QUOTE (Selling up @ Nov 5 2007, 03:15 PM)

My intuition though is the the bottom will come much later and further down (2012? 40-50% real drops?) than most buyers expect, and anyone seeing a 5-10% drop as a buying opportunity is fairly likely to find further nasty surprises in store.

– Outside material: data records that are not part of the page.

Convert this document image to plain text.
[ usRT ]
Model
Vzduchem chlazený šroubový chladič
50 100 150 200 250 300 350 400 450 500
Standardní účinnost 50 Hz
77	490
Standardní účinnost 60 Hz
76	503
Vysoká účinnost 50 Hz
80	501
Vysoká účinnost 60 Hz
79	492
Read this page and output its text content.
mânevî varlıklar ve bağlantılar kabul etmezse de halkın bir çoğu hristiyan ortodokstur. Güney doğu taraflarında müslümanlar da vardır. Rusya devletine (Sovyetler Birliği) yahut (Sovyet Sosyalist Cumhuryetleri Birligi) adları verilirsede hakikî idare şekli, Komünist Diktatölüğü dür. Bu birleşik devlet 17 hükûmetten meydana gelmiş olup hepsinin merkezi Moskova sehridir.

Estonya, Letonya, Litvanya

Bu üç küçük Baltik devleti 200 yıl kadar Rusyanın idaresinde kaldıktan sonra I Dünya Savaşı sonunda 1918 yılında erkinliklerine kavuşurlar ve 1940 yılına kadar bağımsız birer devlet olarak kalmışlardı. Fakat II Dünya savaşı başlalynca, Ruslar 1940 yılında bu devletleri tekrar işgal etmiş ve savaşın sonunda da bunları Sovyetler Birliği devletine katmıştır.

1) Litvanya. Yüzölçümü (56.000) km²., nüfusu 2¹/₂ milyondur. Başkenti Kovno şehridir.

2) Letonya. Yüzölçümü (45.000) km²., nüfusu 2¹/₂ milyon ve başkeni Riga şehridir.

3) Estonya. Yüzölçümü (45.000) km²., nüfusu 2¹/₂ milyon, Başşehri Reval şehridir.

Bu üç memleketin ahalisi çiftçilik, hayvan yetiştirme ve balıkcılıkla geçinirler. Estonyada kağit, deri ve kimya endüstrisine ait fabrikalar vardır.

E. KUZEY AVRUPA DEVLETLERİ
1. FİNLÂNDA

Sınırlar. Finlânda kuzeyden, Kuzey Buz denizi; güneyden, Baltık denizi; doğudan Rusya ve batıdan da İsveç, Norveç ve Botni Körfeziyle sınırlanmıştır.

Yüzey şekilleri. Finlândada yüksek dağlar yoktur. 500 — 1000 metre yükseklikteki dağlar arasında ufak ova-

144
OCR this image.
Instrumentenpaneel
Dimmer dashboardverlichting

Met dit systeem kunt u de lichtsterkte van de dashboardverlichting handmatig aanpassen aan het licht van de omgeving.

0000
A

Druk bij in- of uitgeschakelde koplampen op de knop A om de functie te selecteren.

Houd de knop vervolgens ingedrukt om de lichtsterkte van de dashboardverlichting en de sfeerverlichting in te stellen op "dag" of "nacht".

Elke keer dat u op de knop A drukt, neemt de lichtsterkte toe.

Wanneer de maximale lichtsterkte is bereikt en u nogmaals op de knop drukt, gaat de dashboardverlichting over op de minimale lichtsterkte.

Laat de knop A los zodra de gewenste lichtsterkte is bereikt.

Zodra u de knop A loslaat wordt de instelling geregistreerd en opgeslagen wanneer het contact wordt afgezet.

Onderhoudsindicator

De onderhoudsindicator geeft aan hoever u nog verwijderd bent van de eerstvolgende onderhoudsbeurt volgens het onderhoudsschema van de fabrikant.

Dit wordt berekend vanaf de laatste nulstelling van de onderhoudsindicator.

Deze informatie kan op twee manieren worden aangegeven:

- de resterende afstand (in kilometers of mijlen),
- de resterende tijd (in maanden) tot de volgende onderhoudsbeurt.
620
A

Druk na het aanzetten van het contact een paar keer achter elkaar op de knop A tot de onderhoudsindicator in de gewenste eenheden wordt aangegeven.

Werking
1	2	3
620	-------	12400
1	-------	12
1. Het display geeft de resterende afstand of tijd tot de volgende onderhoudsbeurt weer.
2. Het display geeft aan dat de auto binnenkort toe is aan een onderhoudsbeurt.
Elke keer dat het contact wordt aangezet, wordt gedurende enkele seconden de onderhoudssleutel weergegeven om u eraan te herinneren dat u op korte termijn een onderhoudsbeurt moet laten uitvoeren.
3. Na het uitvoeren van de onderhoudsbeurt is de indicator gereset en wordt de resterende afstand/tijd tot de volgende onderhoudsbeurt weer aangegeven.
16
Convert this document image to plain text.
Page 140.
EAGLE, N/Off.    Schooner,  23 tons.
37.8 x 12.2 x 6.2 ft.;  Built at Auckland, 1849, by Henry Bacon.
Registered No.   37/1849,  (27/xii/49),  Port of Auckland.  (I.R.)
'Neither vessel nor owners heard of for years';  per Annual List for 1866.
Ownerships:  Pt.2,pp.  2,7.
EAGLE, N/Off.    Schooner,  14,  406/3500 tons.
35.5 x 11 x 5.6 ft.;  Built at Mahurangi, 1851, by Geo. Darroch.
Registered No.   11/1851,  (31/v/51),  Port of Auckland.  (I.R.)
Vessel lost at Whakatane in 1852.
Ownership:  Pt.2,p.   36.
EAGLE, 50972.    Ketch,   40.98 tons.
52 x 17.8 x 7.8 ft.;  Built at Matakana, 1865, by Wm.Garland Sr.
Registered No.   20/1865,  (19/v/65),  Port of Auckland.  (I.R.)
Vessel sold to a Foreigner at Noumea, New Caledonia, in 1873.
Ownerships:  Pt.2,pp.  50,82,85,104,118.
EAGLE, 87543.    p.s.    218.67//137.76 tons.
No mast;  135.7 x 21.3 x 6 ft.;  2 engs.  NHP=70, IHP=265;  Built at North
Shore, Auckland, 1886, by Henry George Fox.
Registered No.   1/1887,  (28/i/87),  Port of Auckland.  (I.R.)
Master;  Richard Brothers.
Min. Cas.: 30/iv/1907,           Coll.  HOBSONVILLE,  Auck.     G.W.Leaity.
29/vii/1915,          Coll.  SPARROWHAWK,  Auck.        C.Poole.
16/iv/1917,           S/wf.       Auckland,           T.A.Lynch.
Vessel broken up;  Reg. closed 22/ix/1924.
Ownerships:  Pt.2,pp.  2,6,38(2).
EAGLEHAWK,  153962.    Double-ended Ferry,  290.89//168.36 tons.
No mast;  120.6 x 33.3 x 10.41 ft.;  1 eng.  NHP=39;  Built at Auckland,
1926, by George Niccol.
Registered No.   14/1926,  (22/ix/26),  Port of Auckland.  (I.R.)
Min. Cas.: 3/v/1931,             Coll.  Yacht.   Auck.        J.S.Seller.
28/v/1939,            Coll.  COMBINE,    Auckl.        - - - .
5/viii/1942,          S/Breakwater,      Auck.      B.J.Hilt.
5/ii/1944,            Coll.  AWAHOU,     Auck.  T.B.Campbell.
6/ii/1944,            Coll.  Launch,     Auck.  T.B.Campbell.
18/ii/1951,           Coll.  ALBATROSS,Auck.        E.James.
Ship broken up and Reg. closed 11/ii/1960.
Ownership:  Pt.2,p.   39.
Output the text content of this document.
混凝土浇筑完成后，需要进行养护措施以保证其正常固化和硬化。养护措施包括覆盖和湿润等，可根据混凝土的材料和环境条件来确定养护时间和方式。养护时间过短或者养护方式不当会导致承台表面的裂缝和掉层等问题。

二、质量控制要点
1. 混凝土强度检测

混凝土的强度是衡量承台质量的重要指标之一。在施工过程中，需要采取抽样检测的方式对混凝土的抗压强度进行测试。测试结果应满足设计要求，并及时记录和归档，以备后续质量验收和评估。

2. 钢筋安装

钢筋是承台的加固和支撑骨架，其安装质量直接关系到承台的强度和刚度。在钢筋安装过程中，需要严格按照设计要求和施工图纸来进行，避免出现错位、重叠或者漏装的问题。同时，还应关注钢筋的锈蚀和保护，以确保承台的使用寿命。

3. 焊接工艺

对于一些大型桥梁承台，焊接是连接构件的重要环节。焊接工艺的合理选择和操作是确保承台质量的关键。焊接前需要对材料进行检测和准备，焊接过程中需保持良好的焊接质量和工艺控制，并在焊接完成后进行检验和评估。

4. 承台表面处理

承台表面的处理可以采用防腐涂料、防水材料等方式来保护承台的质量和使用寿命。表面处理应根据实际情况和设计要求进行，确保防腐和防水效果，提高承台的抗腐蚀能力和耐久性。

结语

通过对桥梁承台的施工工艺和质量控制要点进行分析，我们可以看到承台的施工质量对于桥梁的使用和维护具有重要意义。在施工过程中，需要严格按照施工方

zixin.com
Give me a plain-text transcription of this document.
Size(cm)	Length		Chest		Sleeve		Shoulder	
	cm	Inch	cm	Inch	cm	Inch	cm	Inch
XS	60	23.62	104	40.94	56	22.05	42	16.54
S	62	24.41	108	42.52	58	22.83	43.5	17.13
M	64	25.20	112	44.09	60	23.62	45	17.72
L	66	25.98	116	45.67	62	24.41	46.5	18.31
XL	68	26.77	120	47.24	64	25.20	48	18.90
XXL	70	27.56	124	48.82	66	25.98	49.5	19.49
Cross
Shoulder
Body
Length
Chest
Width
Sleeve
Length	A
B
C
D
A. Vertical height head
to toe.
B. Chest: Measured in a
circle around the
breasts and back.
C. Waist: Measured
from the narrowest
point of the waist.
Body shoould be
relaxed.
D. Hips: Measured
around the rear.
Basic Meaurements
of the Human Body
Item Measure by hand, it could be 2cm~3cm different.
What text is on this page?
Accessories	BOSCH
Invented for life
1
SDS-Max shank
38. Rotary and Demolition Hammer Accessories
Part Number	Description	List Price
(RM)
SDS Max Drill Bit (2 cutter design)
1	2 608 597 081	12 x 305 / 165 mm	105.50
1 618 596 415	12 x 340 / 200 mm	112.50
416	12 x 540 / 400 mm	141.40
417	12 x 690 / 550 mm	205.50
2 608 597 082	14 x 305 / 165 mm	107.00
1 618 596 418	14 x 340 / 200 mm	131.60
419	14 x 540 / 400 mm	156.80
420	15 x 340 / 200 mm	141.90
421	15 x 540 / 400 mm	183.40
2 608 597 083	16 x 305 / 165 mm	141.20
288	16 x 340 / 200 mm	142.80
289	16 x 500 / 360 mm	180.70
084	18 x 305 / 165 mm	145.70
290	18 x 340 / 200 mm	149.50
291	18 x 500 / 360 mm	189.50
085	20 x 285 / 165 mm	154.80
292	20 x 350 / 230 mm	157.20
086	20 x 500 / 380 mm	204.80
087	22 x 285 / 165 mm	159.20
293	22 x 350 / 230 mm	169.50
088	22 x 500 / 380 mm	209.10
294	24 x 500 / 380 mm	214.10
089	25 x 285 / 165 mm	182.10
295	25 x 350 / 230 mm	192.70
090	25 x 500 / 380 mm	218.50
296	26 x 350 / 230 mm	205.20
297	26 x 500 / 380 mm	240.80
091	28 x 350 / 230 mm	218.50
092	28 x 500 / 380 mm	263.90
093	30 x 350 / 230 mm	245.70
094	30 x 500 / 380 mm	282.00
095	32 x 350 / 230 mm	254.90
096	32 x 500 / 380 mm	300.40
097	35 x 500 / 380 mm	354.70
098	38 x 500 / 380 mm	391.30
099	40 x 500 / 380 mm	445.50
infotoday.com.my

Exactly - if you analyse the Nationwide figuress from the last crash then you see the big drops were in the first 3 years, where Q2 1989 was the peak:
Q2 '89 - Q2 '90 saw 5.24% Nominal and 13.59% Real falls
Q2 '90 - Q2 '91 saw 6.04% Nominal and 11.39% Real falls
Q2 '91 - Q2 '92 saw 4.97% Nominal and 8.73% Real falls
The final 3 years of the crash were much different though:
Q2 '92 - Q2 '93 saw 1.41% Nominal and 2.67% Real falls
Q2 '93 - Q2 '94 saw 1.07% Nominal and 3.54% Real falls
Q2 '94 - Q2 '95 saw 0.52%
Nominal rise and 2.83% Real fall
It's certainly worth looking at the market once the big drops are out of the way which could be 2010 at the earliest - after this I think prices will still fall in real terms by smaller amounts like last time, although for a bit longer to the absolute bottom. But the point is that it's probably not worth putting your life on hold until prices reach absolute bottom as you only get one life - another 3/6 years renting or living with your parents does'nt bear thinking about for most people.
Just avoid the really big falls, buy a house and then forget about house prices!